In her day-to-day duties, Delvinder looks after the wellbeing of all the invertebrates in the zoo. This includes monitoring the exhibits, back-of-house breeding facility. She also takes on projects.
She is currently working on the Pollinator Project which focuses on improving the population of butterflies and stingless bees through surveys of these species across all of Wildlife Reserves Singapore's parks, studying different potential habitats, and enhancing existing ones.
While Delvinder exudes confidence and is knowledgeable about invertebrates now, this was not always the case.
When she started her posting with the invertebrates, she remembered having to come face-to-face with one of her greatest fears: the Madagascan Hissing Cockroaches.
With some of them nearly half a palm in size, these black-headed, brown-bodied, segmented creatures can scurry through the tanks at a dizzying pace. Each tank can hold up to a few hundred cockroaches - although Delvinder remembered her first tank being four times the size.
“I had to clean the whole tank full of cockroaches, and that was my first day working as an invertebrate keeper.
“As you can see, you can imagine the cockroaches were scurrying all around … Every time I put my hand in and the cockroaches scurry over, I would freak out and remove my hand from the tank,” she said.
It took her about a week to get over her fear, but having the opportunity to learn about these cockroaches, to understand them, and to hold her first cockroach, was crucial in getting over her fear, she said.
It is ignorance that causes people to fear invertebrates so much, said Delvinder.
“It shows as well, that when we don’t really understand the animals, we tend to stigmatise them, and that can also affect our outlook on them. So it’s something that I’ve learned, and I’m also helping others to learn it as well,” she said.
In fact, invertebrates play a larger role than most people might expect: comprising 97 per cent of the animal kingdom, they are important for the continued survival of all animal species on Earth, she said.
“There’s a line: ‘When the bees die, we die,’” said Delvinder. “It says a lot already. In a way, it’s a domino effect. Once the bottom foundation layer starts to go, everything else will continue as well, because not only are you taking the main runners of the ecosystem, you’re also taking away those who maintain the rainforest, you’re also taking away the food for the other animals.”
“SOMETHING THAT I DON’T THINK I EVER REGRET”
Looking back, Delvinder finds the learning the most rewarding part of her job.

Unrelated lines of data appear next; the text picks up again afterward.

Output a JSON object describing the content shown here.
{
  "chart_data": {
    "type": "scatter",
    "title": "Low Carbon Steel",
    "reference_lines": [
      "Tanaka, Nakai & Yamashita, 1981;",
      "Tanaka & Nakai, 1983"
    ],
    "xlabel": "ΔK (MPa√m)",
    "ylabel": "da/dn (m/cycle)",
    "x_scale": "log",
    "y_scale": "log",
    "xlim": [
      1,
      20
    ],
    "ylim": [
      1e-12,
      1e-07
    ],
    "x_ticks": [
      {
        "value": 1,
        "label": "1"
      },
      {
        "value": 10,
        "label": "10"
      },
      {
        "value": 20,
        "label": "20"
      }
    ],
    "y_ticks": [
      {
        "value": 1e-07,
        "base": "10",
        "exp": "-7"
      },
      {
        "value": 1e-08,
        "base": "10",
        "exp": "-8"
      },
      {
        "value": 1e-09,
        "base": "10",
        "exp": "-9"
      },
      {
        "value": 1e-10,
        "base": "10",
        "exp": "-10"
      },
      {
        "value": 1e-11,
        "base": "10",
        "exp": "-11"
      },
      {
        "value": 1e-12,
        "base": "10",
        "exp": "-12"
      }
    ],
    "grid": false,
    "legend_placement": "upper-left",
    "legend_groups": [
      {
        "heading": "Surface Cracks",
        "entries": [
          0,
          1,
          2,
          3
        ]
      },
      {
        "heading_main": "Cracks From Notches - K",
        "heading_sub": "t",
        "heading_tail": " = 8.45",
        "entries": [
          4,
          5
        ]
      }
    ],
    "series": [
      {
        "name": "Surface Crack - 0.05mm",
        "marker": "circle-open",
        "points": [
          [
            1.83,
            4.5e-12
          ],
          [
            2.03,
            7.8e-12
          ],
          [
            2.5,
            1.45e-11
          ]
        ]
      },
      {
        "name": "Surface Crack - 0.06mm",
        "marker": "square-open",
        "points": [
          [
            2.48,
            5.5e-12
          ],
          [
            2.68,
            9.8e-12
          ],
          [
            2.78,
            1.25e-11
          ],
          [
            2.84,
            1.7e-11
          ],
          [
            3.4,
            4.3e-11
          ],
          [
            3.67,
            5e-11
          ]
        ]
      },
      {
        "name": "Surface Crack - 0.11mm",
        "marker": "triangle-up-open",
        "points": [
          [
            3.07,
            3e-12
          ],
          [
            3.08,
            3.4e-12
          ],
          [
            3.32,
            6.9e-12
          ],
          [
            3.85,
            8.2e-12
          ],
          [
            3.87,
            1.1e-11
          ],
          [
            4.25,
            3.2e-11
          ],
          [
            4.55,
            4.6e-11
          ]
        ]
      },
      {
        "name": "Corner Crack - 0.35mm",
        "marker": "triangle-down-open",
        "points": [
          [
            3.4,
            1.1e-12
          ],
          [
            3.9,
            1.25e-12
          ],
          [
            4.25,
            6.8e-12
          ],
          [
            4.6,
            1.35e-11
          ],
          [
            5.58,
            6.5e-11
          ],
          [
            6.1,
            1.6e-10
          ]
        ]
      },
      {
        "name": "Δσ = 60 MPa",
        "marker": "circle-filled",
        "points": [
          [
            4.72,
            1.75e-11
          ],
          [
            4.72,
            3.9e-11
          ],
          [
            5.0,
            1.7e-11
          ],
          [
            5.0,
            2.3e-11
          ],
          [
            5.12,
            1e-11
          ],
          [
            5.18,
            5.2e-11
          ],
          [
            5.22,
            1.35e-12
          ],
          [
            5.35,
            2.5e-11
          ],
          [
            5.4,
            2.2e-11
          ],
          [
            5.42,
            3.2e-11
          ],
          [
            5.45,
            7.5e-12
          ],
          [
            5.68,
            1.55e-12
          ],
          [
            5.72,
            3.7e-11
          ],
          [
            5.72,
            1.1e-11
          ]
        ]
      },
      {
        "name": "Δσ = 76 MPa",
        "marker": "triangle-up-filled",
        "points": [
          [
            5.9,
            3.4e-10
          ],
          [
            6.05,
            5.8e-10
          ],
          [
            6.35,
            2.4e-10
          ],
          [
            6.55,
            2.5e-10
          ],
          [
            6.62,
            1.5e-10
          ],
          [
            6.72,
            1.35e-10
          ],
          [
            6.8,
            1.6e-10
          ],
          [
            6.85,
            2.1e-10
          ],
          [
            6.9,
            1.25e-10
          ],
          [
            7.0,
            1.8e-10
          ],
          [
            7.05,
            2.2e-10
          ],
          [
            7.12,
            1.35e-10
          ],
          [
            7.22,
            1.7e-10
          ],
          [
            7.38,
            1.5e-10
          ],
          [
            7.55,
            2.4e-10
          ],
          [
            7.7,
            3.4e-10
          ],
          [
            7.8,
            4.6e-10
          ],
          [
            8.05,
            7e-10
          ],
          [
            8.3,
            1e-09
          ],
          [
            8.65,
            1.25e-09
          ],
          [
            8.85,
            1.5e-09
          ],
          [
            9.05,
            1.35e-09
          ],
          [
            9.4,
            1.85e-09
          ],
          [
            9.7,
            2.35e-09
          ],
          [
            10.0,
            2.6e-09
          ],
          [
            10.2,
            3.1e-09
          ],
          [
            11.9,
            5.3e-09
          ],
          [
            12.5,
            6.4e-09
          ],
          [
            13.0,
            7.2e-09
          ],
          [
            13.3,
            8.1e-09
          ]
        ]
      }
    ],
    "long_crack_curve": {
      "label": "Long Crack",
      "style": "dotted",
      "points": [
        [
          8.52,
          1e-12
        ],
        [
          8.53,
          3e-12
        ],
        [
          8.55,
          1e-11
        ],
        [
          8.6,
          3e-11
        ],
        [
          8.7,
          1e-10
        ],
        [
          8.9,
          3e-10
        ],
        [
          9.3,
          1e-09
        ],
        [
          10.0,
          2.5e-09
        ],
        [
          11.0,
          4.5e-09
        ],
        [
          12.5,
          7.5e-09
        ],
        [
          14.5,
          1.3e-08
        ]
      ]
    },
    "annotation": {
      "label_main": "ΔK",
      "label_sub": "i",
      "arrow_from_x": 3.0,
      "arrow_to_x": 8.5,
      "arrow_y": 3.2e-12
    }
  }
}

“For me, it’s always the ability to learn something new. Every time we learn something new, we can apply it in a certain way, and (invertebrates) is an area which I personally think is very understudied.
“There’s so much that we should learn … So being able to play a part in that and working with the other members of my internal and external team is one of the most rewarding things for me,” she said.
And it’s this desire to learn, to contribute, and to work with these animals that continues to drive this accidental zookeeper.
“You don’t realise it the moment you walk in - it takes a bit of time to understand why we’re doing this, what do we get out of it, and how (our work) is helping … (I do this) because of my appreciation and understanding, and what I think the future should be for these animals,” she said.
Reflecting on her unconventional path, Delvinder said: “It's something I don't think I ever regret. It’s gotten me to this stage right now.
"It's feel that sometimes Singapore is a bit too fast-tracked, and we need to stand back and understand what we’re interested in, and for me, allow me to develop my passion as well.”